350:219 Introduction to Poetry (Spring 2014)
This course introduces the skills and concepts of the study of poetry and poetics, with a primary focus on British and American poetry. Class sections and assignments concentrate on identifying and interpreting the components of poetry and poetic language, including rhythm, meter, rhyme, form, diction, syntax, figurative discourse, and genre. The course also introduces key critical debates about the contexts of poetry (personal, cultural, historical), as well as theories of interpretation, from the material dimension of poetry to its transformations in the age of digital technology. The goal of the course is to provide students with the necessary interpretive toolkit for making arguments about how the poetic text operates and what meanings can be made of it.
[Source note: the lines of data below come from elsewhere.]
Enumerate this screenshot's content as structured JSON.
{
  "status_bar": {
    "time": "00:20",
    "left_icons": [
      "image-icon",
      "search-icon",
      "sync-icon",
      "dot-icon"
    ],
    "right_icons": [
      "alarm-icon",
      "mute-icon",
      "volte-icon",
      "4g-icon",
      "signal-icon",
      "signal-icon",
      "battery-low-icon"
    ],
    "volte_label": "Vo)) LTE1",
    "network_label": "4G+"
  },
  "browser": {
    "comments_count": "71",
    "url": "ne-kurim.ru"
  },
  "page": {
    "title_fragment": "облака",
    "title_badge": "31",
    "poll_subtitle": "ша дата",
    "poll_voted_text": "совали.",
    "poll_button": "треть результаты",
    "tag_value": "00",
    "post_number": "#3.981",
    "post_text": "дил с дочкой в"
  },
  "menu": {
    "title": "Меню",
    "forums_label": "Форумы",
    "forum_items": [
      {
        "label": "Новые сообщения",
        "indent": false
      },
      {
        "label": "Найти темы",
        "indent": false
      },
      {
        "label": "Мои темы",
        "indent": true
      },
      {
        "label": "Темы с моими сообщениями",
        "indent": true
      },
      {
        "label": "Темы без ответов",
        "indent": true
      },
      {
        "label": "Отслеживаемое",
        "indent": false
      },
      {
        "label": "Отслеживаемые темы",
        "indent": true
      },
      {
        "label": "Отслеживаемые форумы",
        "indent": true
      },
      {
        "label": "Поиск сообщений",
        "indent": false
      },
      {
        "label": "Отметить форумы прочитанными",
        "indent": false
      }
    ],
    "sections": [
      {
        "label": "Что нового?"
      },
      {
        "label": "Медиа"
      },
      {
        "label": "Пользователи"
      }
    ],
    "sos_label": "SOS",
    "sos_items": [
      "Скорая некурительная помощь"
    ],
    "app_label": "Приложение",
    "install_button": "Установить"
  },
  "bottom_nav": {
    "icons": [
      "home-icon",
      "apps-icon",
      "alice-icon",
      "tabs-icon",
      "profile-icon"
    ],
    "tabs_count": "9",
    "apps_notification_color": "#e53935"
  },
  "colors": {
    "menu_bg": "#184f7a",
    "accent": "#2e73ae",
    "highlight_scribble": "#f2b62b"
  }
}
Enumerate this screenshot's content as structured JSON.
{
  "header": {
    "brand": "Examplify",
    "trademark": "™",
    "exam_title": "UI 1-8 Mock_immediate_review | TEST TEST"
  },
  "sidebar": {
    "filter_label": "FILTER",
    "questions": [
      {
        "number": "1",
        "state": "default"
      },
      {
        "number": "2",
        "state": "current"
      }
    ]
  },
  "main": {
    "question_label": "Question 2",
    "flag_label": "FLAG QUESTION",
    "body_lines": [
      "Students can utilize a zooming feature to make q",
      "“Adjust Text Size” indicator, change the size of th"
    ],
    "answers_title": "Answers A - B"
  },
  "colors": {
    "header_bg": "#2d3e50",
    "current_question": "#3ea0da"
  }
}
350:219 Introduction to Poetry (Fall 2012)—Mentored Teaching Assistantship
This course was a Mentored Teaching Assistantship with Professor Jonah Siegel of the English Department at Rutgers University. In addition to preparing personal lectures on Walt Whitman and Thomas Hardy, I led two discussion sections of approximately 15 students each, which met weekly. Students completed four papers of varying lengths throughout the term.